Até cortar os próprios defeitos pode ser perigoso. Nunca se sabe qual é o defeito que sustenta nosso edifício inteiro.
Minha força está na solidão. Não tenho medo nem de chuvas tempestivas nem de grandes ventanias soltas, pois eu também sou o escuro da noite.
Que ninguém se engane, só se consegue a simplicidade através de muito trabalho.
Renda-se, como eu me rendi. Mergulhe no que você não conhece como eu mergulhei. Não se preocupe em entender, viver ultrapassa qualquer entendimento.
Enquanto eu tiver perguntas e não houver respostas... continuarei a escrever.
Não quero ter a terrível limitação de quem vive apenas do que é passível de fazer sentido. Eu não: quero uma verdade inventada.
Liberdade é pouco.

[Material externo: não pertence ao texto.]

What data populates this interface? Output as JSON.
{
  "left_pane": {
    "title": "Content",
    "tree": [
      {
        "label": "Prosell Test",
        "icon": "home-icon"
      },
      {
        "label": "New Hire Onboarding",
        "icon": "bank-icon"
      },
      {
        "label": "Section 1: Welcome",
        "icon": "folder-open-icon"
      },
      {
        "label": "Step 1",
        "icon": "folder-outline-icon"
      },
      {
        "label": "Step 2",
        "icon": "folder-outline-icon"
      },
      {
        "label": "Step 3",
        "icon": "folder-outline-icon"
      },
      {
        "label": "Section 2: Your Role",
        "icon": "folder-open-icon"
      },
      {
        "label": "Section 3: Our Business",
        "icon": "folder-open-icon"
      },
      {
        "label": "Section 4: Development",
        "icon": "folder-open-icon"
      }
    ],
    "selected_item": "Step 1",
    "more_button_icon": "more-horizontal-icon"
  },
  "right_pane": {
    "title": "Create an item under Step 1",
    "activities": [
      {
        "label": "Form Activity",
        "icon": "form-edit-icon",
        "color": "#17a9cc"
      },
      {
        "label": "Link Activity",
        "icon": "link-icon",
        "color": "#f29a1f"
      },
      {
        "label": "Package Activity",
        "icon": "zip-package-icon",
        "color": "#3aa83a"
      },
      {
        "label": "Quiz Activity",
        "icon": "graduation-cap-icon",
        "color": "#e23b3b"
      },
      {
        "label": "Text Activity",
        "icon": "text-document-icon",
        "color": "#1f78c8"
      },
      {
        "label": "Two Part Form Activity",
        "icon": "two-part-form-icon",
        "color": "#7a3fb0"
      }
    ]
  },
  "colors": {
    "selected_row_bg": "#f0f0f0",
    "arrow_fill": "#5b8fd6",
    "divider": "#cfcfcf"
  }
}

O que eu desejo ainda não tem nome.
Terei toda a aparência de quem falhou, e só eu saberei se foi a falha necessária.
Quando se ama não é preciso entender o que se passa lá fora, pois tudo passa a acontecer dentro de nós.
Suponho que me entender não é uma questão de inteligência e sim de sentir, de entrar em contato...
Ou toca, ou não toca.
O que verdadeiramente somos é aquilo que o impossível cria em nós.
Eu não sou promíscua. Mas sou caleidoscópica: fascinam-me as minhas mutações faiscantes que aqui caleidoscopicamente registro.
Eu não sou tão triste assim, é que hoje eu estou cansada.
Não se conta tudo porque o tudo é um oco nada.
Fique de vez em quando só, senão será submergido. Até o amor excessivo pode submergir uma pessoa.
Com todo perdão da palavra, eu sou um mistério para mim.
Gosto do modo carinhoso do inacabado, do malfeito, daquilo que desajeitadamente tenta um pequeno vôo e cai sem graça no chão.
A palavra é o meu domínio sobre o mundo.
Amar os outros é a única salvação individual que conheço: ninguém estará perdido se der amor e às vezes receber amor em troca.
Eu sou mais forte do que eu.
Não tenho tempo pra mais nada, ser feliz me consome muito.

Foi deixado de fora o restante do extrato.